Sehari-hari, kita sering menjumpai berbagai upaya penggalangan dana, baik online maupun offline. Berbagai permohonan atau ajakan untuk mendonasikan uang sering kita terima via surat, email, media sosial, hingga SMS. Banyak penjaga kasir di toko retail dan supermarket menanyakan apakah kita ingin menyumbang untuk tujuan sosial. Beberapa dari kita yang hidup di Amerika Serikat (AS) bisa juga mendapat rentetan SMS yang mengajak berdonasi untuk kampanye politik.
Dalam buku saya, “How We Give Now”, saya mengeksplor bagaimana tindakan berbagi bisa melampaui sekadar aksi donasi finansial ke organisasi nirlaba. Salah satunya adalah melalui tren menarik yang saya sebut “dataraising” (penggalangan data). Istilah ini saya coba perkenalkan dalam buku saya, untuk menjelaskan upaya para organisasi nirlaba atau bahkan peneliti untuk mencari sumbangan data.
Yang mengejutkan, dataraising bukanlah hal baru. Penelitian medis, misalnya, sudah lama mengandalkan relawan untuk berpartisipasi dalam uji klinis demi memenuhi kecukupan data saat meneliti suatu penyakit.
Langkah-langkah untuk berpartisipasi dalam uji klinis – mendaftar, mempelajari protokol, memberikan persetujuan untuk menyumbangkan data – dikembangkan untuk membatasi potensi kerugian yang bisa timbul jika peneliti asal-asalan mengambil data orang.

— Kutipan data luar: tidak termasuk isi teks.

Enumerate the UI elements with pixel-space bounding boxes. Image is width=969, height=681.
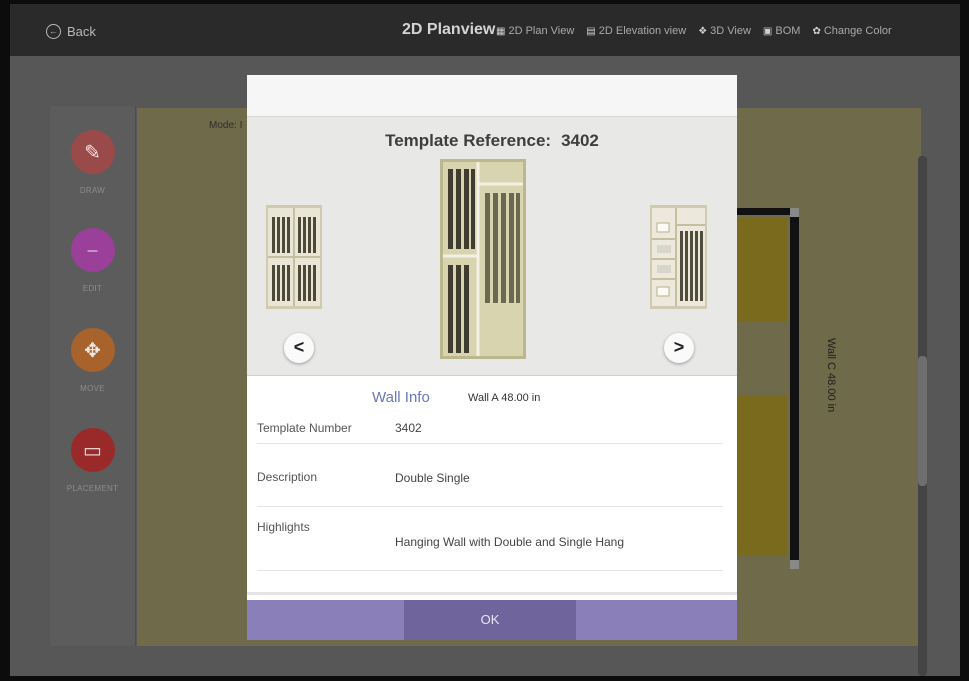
info-row-key: Highlights [257,520,310,534]
mode-label: Mode: I [209,120,243,131]
nav-label: BOM [775,25,801,37]
info-row-key: Template Number [257,421,352,435]
pencil-icon: ✎ [70,130,115,174]
dialog-divider [247,592,737,595]
dialog-footer: OK [247,600,737,640]
info-row-key: Description [257,470,318,484]
nav-2d-plan-view[interactable]: ▦ 2D Plan View [496,25,574,37]
scrollbar-thumb[interactable] [918,356,927,486]
info-row-value: Hanging Wall with Double and Single Hang [395,535,625,549]
document-icon: ▣ [762,25,773,37]
info-row-template-number: Template Number 3402 [257,414,723,444]
template-reference: Template Reference: 3402 [247,131,737,151]
chevron-right-icon: > [673,337,685,357]
info-row-description: Description Double Single [257,443,723,507]
nav-3d-view[interactable]: ❖ 3D View [698,25,751,37]
top-toolbar: ← Back 2D Planview ▦ 2D Plan View ▤ 2D E… [10,4,960,56]
plan-icon: ▦ [496,25,506,37]
next-template-button[interactable]: > [664,333,694,363]
palette-icon: ✿ [812,25,821,37]
placement-icon: ▭ [70,428,115,472]
back-label: Back [67,24,96,39]
nav-2d-elevation-view[interactable]: ▤ 2D Elevation view [586,25,686,37]
template-gallery: Template Reference: 3402 < > [247,117,737,375]
wall-handle-top[interactable] [790,208,799,217]
info-row-value: 3402 [395,421,422,435]
wall-info-title: Wall Info [372,389,430,406]
chevron-left-icon: < [293,337,305,357]
nav-change-color[interactable]: ✿ Change Color [812,25,891,37]
nav-label: Change Color [823,25,892,37]
edit-tool[interactable]: ⎯ EDIT [50,228,135,293]
ruler-icon: ⎯ [70,228,115,272]
info-row-highlights: Highlights Hanging Wall with Double and … [257,506,723,571]
nav-label: 2D Plan View [508,25,575,37]
nav-bom[interactable]: ▣ BOM [763,25,801,37]
back-arrow-icon: ← [46,24,61,39]
closet-image-current [440,159,526,359]
move-tool[interactable]: ✥ MOVE [50,328,135,393]
move-label: MOVE [80,384,105,393]
move-icon: ✥ [70,328,115,372]
wall-segment-top[interactable] [727,208,799,215]
ok-button[interactable]: OK [404,600,576,640]
placement-label: PLACEMENT [66,484,119,493]
back-button[interactable]: ← Back [46,24,96,39]
nav-label: 2D Elevation view [598,25,687,37]
draw-tool[interactable]: ✎ DRAW [50,130,135,195]
page-title: 2D Planview [402,21,496,38]
template-dialog: Template Reference: 3402 < > Wall Info W… [247,75,737,640]
template-thumbnail-current[interactable] [440,159,526,359]
wall-handle-bottom[interactable] [790,560,799,569]
dialog-header [247,75,737,117]
edit-label: EDIT [82,284,103,293]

Meski tentu tidak sempurna, protokol-protokol inilah yang membedakan antara donasi data yang etis dengan upaya-upaya penyerahan data yang sering kita temui dalam aktivitas online. Persyaratan penggunaan (terms of service) milik banyak perusahaan, misalnya, membuat mereka sangat mudah mengambil data dan tak menyisakan banyak pilihan maupun cara penuntutan balik bagi para penggunanya.
Sudah banyak aplikasi yang memfasilitasi dataraising
Salah satu hal yang mendorong pertumbuhan praktik dataraising adalah kemudahan teknologi.
Sebagai contoh, pada tahun 2015, Apple meluncurkan ResearchKit – seperangkat protokol perangkat lunak yang mengizinkan peneliti kesehatan untuk merancang penelitian dengan memakai data langsung dari iPhone seseorang.
Untuk berpartisipasi dalam riset berbasis data smartphone, orang-orang bisa mengunduh aplikasi tertentu.
Studi yang baik memakai proses permohonan persetujuan yang tidak hanya sekadar lembar penjelasan legal lalu diakhiri tombol “saya setuju”. Lebih dari itu, proses yang baik akan meminta pengguna untuk memakai smartphone mereka sedemikian sehingga hanya menyerahkan data-data spesifik yang dibutuhkan peneliti – tidak lebih.
Misalnya, proses persetujuan untuk penelitian penyakit Parkinson bisa jadi cukup meminta kita untuk menggeserkan jari pada layar, lalu menaruh smartphone di kantong kita dan berjalan melintasi ruangan. Aksi ini menghasilkan data yang menunjukkan tanda-tanda tremor pada tangan maupun gaya berjalan kita.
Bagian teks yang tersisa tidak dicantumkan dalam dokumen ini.